For the second – stock/ticker – strategy, a dominance of the search-based portfolios is not so apparent. Even though the cumulative profit of the out-of-sample strategy is equal to 88% compared to 62% of the DJI index, the difference is not satisfying mainly due to an issue of transaction costs. The search-based strategies are based on weekly rebalancing of weights in the portfolio which can bring substantial (transaction) costs. An extra profit to cover such costs is needed to justify the more active strategy based on search queries. The difference of 26% over 4.5 years is not satisfying for that matter. Returning to the previous case based solely on ticker symbols, the difference of 125% over 8.5 years is much more promising and satisfying. The difference between ticker and ticker/stock strategies is also apparent by comparing their performance after year 2009. The ticker strategy clearly diverges from the values of the DJI index whereas the value of the stock/ticker portfolio remains very close to the index. Overall, the sole ticker symbols seem to bring more reliable information about interest in trading of a specific stock. Most probably, the investors are looking simply for the ticker symbol rather than combining it with the word “stock” making the information content in the more complicated query less useful.
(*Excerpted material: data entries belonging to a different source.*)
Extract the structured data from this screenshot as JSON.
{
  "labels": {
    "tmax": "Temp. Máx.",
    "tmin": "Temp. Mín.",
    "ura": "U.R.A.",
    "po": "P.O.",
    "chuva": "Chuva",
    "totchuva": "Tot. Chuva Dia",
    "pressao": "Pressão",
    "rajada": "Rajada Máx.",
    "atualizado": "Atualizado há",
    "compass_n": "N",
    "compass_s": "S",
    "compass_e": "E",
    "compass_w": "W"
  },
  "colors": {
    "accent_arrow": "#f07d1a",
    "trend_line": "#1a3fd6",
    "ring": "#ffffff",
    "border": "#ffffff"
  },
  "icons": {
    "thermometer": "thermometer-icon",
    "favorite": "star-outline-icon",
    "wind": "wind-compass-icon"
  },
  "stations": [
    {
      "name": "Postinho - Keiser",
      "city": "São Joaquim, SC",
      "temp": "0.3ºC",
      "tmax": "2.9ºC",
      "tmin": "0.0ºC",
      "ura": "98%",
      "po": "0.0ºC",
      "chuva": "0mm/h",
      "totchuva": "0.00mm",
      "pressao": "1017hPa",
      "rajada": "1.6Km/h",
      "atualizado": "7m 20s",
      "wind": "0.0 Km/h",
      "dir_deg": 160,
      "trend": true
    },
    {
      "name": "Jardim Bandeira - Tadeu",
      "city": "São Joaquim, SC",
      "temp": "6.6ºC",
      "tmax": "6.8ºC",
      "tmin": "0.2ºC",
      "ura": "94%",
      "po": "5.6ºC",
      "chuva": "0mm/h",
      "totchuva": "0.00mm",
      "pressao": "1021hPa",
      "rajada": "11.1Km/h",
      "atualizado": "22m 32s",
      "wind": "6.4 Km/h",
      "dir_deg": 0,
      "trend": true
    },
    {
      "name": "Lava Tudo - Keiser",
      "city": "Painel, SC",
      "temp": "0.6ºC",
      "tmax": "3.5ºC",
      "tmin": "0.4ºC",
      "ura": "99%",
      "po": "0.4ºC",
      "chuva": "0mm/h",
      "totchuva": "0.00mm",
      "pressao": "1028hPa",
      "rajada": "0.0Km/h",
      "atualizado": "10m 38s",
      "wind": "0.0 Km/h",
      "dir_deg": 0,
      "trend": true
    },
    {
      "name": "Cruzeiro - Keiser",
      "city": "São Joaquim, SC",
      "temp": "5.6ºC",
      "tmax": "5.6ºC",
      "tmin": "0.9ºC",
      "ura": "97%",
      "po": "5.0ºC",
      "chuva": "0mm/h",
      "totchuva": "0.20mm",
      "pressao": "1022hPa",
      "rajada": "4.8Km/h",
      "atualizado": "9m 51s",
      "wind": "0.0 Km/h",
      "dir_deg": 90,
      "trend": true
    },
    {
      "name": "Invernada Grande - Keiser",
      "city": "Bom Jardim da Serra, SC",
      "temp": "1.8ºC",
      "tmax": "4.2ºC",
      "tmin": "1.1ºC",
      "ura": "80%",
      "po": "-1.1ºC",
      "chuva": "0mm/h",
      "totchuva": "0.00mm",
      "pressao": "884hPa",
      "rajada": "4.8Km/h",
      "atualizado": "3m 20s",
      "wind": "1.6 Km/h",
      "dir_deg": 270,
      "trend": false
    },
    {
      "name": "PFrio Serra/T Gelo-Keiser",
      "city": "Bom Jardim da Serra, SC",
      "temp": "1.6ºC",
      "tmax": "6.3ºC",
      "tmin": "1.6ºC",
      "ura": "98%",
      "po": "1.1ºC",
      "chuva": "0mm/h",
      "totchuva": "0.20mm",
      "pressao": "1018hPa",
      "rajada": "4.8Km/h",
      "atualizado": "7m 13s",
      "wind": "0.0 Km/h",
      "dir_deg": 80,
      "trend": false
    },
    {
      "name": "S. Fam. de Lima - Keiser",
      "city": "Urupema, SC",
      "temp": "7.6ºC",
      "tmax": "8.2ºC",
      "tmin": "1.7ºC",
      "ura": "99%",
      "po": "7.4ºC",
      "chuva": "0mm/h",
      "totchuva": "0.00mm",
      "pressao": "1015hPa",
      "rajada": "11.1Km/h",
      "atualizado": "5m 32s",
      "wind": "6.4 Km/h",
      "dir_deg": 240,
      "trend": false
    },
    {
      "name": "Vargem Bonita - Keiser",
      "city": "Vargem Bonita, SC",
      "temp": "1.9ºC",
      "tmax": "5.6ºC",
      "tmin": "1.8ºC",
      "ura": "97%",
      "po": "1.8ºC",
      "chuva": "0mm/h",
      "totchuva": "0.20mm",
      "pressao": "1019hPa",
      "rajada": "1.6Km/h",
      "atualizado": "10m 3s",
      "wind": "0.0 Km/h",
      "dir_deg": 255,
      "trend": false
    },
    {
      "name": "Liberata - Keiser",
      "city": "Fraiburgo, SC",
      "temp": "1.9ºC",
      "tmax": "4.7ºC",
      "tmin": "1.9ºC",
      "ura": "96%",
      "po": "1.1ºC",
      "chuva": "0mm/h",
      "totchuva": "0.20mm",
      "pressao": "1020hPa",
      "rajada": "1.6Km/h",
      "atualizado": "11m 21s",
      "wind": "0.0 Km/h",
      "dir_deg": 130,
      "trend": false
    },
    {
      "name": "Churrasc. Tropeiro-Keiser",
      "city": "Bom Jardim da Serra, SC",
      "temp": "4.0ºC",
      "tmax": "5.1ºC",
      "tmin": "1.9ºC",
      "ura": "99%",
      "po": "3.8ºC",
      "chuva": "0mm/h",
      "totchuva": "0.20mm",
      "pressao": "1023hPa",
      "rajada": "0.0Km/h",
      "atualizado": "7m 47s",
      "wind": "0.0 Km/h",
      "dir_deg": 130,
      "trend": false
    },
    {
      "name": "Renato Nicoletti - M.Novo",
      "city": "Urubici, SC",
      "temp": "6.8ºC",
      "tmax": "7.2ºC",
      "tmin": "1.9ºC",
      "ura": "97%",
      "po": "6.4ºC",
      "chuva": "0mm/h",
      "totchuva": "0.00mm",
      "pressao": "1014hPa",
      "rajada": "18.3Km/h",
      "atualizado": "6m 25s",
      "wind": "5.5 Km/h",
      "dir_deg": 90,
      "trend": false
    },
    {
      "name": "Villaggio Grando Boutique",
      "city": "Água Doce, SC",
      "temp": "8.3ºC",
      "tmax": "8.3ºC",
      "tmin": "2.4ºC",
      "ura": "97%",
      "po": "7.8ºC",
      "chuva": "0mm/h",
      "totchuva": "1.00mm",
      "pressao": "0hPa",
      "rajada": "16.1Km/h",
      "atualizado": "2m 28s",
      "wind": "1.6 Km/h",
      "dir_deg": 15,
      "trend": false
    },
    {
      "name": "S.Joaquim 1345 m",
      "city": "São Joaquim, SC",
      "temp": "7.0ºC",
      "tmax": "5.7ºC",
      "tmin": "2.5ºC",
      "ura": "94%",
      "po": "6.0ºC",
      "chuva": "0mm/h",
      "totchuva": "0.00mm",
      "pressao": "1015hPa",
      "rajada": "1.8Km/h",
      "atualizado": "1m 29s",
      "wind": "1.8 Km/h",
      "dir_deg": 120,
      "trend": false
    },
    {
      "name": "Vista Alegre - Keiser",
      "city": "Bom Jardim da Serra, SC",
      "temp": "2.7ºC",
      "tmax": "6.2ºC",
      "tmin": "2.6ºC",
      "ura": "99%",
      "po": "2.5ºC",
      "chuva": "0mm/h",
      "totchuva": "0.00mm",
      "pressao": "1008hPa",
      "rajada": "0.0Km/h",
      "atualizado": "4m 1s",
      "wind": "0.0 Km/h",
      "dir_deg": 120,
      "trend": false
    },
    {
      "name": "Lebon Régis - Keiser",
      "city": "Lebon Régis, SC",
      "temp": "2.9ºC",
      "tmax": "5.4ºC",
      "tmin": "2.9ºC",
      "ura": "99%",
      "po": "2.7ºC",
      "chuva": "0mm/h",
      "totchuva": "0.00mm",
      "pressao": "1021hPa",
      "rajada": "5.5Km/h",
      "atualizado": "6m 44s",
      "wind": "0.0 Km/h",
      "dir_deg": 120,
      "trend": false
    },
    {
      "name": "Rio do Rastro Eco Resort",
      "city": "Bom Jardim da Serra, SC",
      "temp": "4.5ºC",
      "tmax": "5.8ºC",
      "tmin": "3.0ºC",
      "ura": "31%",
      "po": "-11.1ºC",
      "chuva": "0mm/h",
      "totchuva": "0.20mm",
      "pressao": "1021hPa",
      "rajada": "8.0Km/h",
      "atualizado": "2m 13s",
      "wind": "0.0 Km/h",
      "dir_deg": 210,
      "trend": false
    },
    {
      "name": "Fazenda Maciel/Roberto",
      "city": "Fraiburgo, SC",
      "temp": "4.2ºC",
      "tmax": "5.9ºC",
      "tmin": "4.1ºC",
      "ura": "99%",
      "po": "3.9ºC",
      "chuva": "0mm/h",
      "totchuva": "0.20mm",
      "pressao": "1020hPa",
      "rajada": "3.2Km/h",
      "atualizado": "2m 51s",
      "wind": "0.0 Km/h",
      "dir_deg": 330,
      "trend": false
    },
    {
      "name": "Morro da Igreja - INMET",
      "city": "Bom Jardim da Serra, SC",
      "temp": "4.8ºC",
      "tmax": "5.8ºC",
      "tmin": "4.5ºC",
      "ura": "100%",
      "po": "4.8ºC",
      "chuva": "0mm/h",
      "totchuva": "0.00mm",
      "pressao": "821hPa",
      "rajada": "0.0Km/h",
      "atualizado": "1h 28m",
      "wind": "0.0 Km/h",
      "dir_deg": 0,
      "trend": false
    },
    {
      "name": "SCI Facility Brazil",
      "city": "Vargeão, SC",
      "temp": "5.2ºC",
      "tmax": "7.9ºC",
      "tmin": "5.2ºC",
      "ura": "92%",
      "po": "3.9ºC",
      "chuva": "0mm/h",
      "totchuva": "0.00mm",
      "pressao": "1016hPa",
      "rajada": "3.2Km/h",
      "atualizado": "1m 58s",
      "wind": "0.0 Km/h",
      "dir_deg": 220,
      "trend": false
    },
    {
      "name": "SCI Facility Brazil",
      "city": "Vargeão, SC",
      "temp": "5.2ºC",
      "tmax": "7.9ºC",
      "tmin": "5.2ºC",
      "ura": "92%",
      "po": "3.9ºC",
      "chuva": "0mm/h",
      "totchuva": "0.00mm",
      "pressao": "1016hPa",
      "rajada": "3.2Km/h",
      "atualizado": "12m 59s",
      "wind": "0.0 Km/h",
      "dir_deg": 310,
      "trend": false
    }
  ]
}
We have thus shown that the search queries on Google Trends can be successfully utilized for portfolio diversification, which contributes to the contemporary literature mainly dealing with the profit opportunities associated with the search engines and financial markets24,31,32.

Methods

Data

We utilize search query series from Google Trends website which have several crucial characteristics. Firstly, the series are reported with a weekly (Sunday-Saturday) frequency. For the stock price and returns series, we thus reconstruct the weekly returns to match this pattern. The query series are updated daily for the running week so that there is no lagging issue for the portfolio construction. Connected with the fact that stock markets are closed over weekends, if an investor wants to rebalance his or her portfolio for the next week, he or she has the needed information on Sunday so that the portfolio can be rebalanced efficiently. Secondly, the search volumes are normalized so that each series has a maximum of 100 and the rest of the series is rescaled. However, if more searched terms are looked up on the website, all the series are normalized according to the maximum of all series. Unfortunately, it is only possible to search up to 5 items. For the DJI index with possibly 30 components, we opted for rescaling according to the searched volumes of various groups of five. This way, we are prone to make rounding errors but we assume that these errors are random. Moreover, the Google Trends are already rounded themselves so that the issue of rounding cannot be avoided in any way for these series.

As for the DJI index, the components have changed during the analyzed period slightly. Specifically, five companies have been switched since 2005 (see http://www.djiindexes.com for the detailed history). For our analysis, we utilize the structure of the DJI index as of 24.6.2013. As we are not primarily interested in the performance of our portfolio compared to DJI but rather in the potential of search queries in risk diversification, we do not adjust the utilized dataset. Comparison to the DJI index is added just for illustration.